DataTransformerRegistry.enable('default')

In [34]:
wide_form = corr.reset_index().rename(columns={'index':'attr1'})
to_plot = wide_form.melt('attr1', var_name='attr2', value_name='corr')

In [1]:
''' Visualization'''


'''What can you learn from it?'''



'What can you learn from it?'

## Relevance to outcome (ViolentCrimesPerPop)
- Regression Coefficent Estimate

In this example, we use the function `theilslopes()` from `scipy.stats` library. It gives you information of the median slope (coefficient) and intercept, as well as confidence interval of the slope.

Check the related information here: https://docs.scipy.org/doc/scipy/reference/generated/scipy.stats.theilslopes.html.
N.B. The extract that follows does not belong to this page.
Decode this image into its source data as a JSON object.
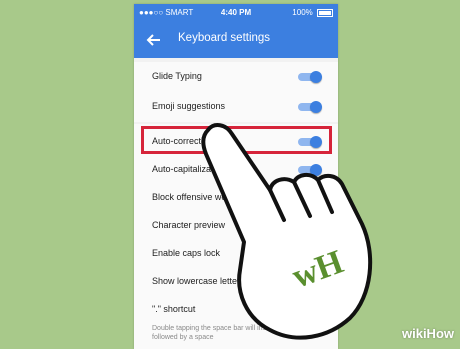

It also includes the comparison of the lines generated from `theilslopes()` and `linregress()` which uses the least-squares regression.


In [70]:
# the returned tuple contains: medslope, medintercept, lo_slope, up_slope
res

(1.0000000000000002, 0.13, 0.96, 1.1428571428571426)

In [73]:
coefficient = []

for col in num_features[:-1]:
    res = stats.theilslopes(target, processed[col], 0.95)
    coefficient.append([col, res[0], res[2], res[3]])
    
to_plot = pd.DataFrame(data=coefficient, columns=['attribute', 'med_slope', 'low_slope', 'up_slope'])
    

In [84]:
'''fill in the blanks'''

dot = alt.Chart(to_plot).mark_circle().encode(
    y= ???,
    x= ??? 
)

error = alt.Chart(to_plot).mark_rule().encode(
    y= ???,
    y2= ???,
    x= ???
)

dot + error

## Dimension Reduction

In [85]:
from sklearn.decomposition import PCA
from sklearn.manifold import TSNE

### Principal Component Analysis (PCA)

In [97]:
''' initialize PCA '''
pca = PCA(n_components=2)

''' prepare the features for be analyszed '''
X = processed[num_features[:-1]].values

''' find the first two principal components '''
reduced_data = pca.fit_transform(X)


In [98]:
alt.Chart(pd.DataFrame(data=reduced_data, columns=['x', 'y'])).mark_point().encode(
    x='x:Q',
    y='y:Q'
)

### K-Means

In [99]:
from sklearn.cluster import KMeans

In [136]:
kmeans = KMeans(n_clusters=10)
kmeans.fit(X)
labels = kmeans.predict(X)

In [137]:
reduced_df = pd.DataFrame(data=reduced_data, columns=['x', 'y'])
reduced_df['label'] = labels
alt.Chart(reduced_df).mark_point().encode(
    x='x:Q',
    y='y:Q',
    color='label:N'
)

## Other Dimensionality Reduction methods

### T-SNE

In [141]:
result_tsne = TSNE(n_components=2).fit_transform(X)

tsne_df = pd.DataFrame(data=result_tsne, columns=['x','y'])

alt.Chart(tsne_df).mark_point().encode(
    x='x:Q',
    y='y:Q',
)

In [142]:
tsne_df['label'] = labels
alt.Chart(tsne_df).mark_point().encode(
    x='x:Q',
    y='y:Q',
    color='label:N'
)

### MDS

In [140]:
from sklearn.manifold import MDS

embedding = MDS(n_components=2)
result_mds = embedding.fit_transform(X)

mds_df = pd.DataFrame(data=result_mds, columns=['x','y'])
mds_df['label'] = labels

alt.Chart(mds_df).mark_point().encode(
    x='x:Q',
    y='y:Q',
)

In [139]:
alt.Chart(mds_df).mark_point().encode(
    x='x:Q',
    y='y:Q',
    color='label:N'
)

### color by ViolentCrimesPerPop

In [108]:
to_plot = pd.DataFrame(reduced_df[['x', 'y']])
to_plot['ViolentCrimesPerPop'] = processed['ViolentCrimesPerPop numeric']

In [132]:
alt.Chart(to_plot).mark_circle().encode(
    x='x:Q',
    y='y:Q',
    color=alt.Color('binned_crime:O', scale=alt.Scale(scheme='yellowgreenblue'))
).transform_bin(
    as_='binned_crime', 
    field='ViolentCrimesPerPop',
 )

What can we learn from the chart here?

The crime rate are distributed from lower to higher in the chart from left bottom parts to the right side of the chart.